2021 feierte das Ehepaar zum letzten Mal gemeinsam den Nationalfeiertag. Ursula Stucki starb am 27. Juni dieses Jahres. / Bild: zvg
Langnau: Vor 55 Jahren betrat er zum ersten Mal neuseeländischen Boden. Obwohl Jürg Stucki sich im Land der Kiwis heimisch fühlt, ist er im Herzen ein Emmentaler geblieben.

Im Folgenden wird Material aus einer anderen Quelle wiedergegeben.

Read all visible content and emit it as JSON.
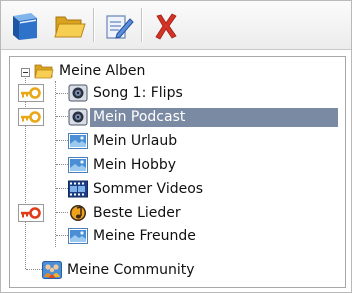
{
  "toolbar": {
    "buttons": [
      {
        "icon": "book-icon",
        "name": "album-book"
      },
      {
        "icon": "folder-open-icon",
        "name": "open-folder"
      },
      {
        "icon": "edit-document-icon",
        "name": "edit-document"
      },
      {
        "icon": "delete-x-icon",
        "name": "delete"
      }
    ]
  },
  "tree": {
    "root_label": "Meine Alben",
    "items": [
      {
        "label": "Song 1: Flips",
        "icon": "speaker-icon",
        "locked": true,
        "lock_color": "#e8a817"
      },
      {
        "label": "Mein Podcast",
        "icon": "speaker-icon",
        "locked": true,
        "lock_color": "#e8a817",
        "selected": true
      },
      {
        "label": "Mein Urlaub",
        "icon": "image-icon",
        "locked": false
      },
      {
        "label": "Mein Hobby",
        "icon": "image-icon",
        "locked": false
      },
      {
        "label": "Sommer Videos",
        "icon": "film-icon",
        "locked": false
      },
      {
        "label": "Beste Lieder",
        "icon": "music-note-icon",
        "locked": true,
        "lock_color": "#e03c1c"
      },
      {
        "label": "Meine Freunde",
        "icon": "image-icon",
        "locked": false
      }
    ],
    "community_label": "Meine Community"
  },
  "colors": {
    "selection": "#7b8aa3",
    "lock_yellow": "#e8a817",
    "lock_red": "#e03c1c"
  }
}
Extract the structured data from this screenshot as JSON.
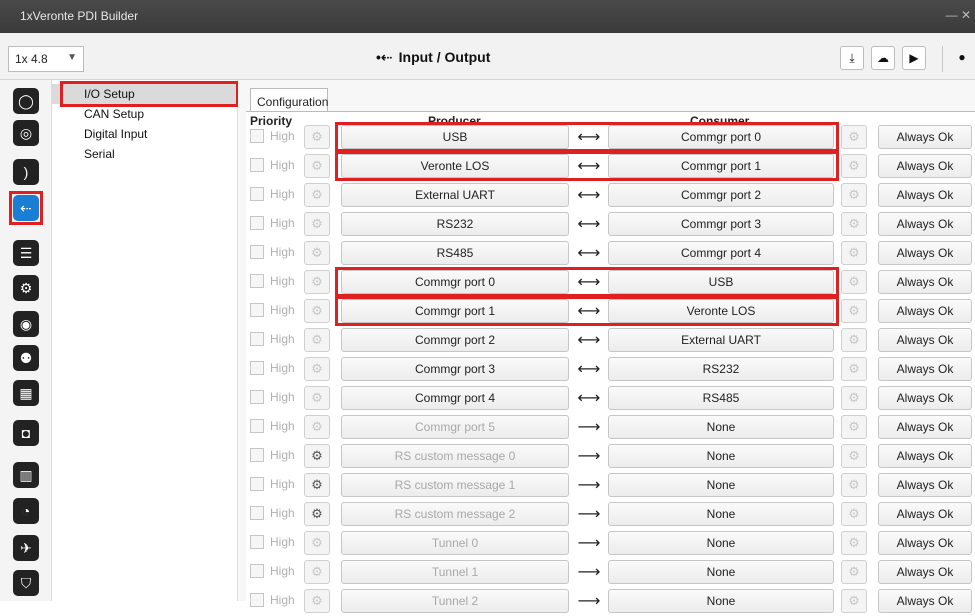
{
  "window": {
    "title": "1xVeronte PDI Builder"
  },
  "toolbar": {
    "version": "1x 4.8",
    "page_title": "Input / Output",
    "icons": [
      "download-icon",
      "cloud-upload-icon",
      "folder-open-icon",
      "info-icon"
    ]
  },
  "sidebar": {
    "icons": [
      "power-icon",
      "globe-icon",
      "rss-icon",
      "usb-icon",
      "sliders-icon",
      "gears-icon",
      "broadcast-icon",
      "gamepad-icon",
      "grid-icon",
      "camera-icon",
      "bar-chart-icon",
      "gauge-icon",
      "plane-icon",
      "shield-icon"
    ],
    "active": "usb-icon"
  },
  "subnav": {
    "items": [
      {
        "label": "I/O Setup",
        "selected": true
      },
      {
        "label": "CAN Setup"
      },
      {
        "label": "Digital Input"
      },
      {
        "label": "Serial"
      }
    ]
  },
  "config": {
    "tab_label": "Configuration",
    "col_priority": "Priority",
    "col_producer": "Producer",
    "col_consumer": "Consumer",
    "rows": [
      {
        "priority": "High",
        "producer": "USB",
        "consumer": "Commgr port 0",
        "status": "Always Ok",
        "bidir": true
      },
      {
        "priority": "High",
        "producer": "Veronte LOS",
        "consumer": "Commgr port 1",
        "status": "Always Ok",
        "bidir": true
      },
      {
        "priority": "High",
        "producer": "External UART",
        "consumer": "Commgr port 2",
        "status": "Always Ok",
        "bidir": true
      },
      {
        "priority": "High",
        "producer": "RS232",
        "consumer": "Commgr port 3",
        "status": "Always Ok",
        "bidir": true
      },
      {
        "priority": "High",
        "producer": "RS485",
        "consumer": "Commgr port 4",
        "status": "Always Ok",
        "bidir": true
      },
      {
        "priority": "High",
        "producer": "Commgr port 0",
        "consumer": "USB",
        "status": "Always Ok",
        "bidir": true
      },
      {
        "priority": "High",
        "producer": "Commgr port 1",
        "consumer": "Veronte LOS",
        "status": "Always Ok",
        "bidir": true
      },
      {
        "priority": "High",
        "producer": "Commgr port 2",
        "consumer": "External UART",
        "status": "Always Ok",
        "bidir": true
      },
      {
        "priority": "High",
        "producer": "Commgr port 3",
        "consumer": "RS232",
        "status": "Always Ok",
        "bidir": true
      },
      {
        "priority": "High",
        "producer": "Commgr port 4",
        "consumer": "RS485",
        "status": "Always Ok",
        "bidir": true
      },
      {
        "priority": "High",
        "producer": "Commgr port 5",
        "consumer": "None",
        "status": "Always Ok",
        "bidir": false
      },
      {
        "priority": "High",
        "producer": "RS custom message 0",
        "consumer": "None",
        "status": "Always Ok",
        "bidir": false
      },
      {
        "priority": "High",
        "producer": "RS custom message 1",
        "consumer": "None",
        "status": "Always Ok",
        "bidir": false
      },
      {
        "priority": "High",
        "producer": "RS custom message 2",
        "consumer": "None",
        "status": "Always Ok",
        "bidir": false
      },
      {
        "priority": "High",
        "producer": "Tunnel 0",
        "consumer": "None",
        "status": "Always Ok",
        "bidir": false
      },
      {
        "priority": "High",
        "producer": "Tunnel 1",
        "consumer": "None",
        "status": "Always Ok",
        "bidir": false
      },
      {
        "priority": "High",
        "producer": "Tunnel 2",
        "consumer": "None",
        "status": "Always Ok",
        "bidir": false
      }
    ]
  },
  "colors": {
    "highlight": "#e02020",
    "active_icon": "#1a7fd4"
  }
}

«Mir bedeutet das Emmental viel», sagt Jürg Stucki. Der 79-Jährige sitzt in seinem Wohnzimmer vor dem Bildschirm, per Videotelefonie verbunden mit der Schweiz. Vor seinen Fenstern am andern Ende der Welt ist es bereits dunkel. Zehn Stunden beträgt der Zeitunterschied. Stucki wohnt in einem schmucken Haus direkt an einem kleinen See, in der Nähe von Rotorua. Gerne blickt er zurück ins Jahr 1967, als er als 24-jähriger Confiseur-Patissier zusammen mit seiner ebenso jungen Frau Ursula das Schiff Flavia bestieg mit Kurs auf Auckland. In der Schweiz war es den beiden zu eng geworden, und erste Auslanderfahrungen in England und Schweden weckten die Lust darauf, mehr zu sehen von der Welt. «Schon mein Vater wäre vermutlich ausgewandert, wenn nicht der Krieg dazwischengekommen wäre», weiss Stucki, der in Langnau aufgewachsen ist.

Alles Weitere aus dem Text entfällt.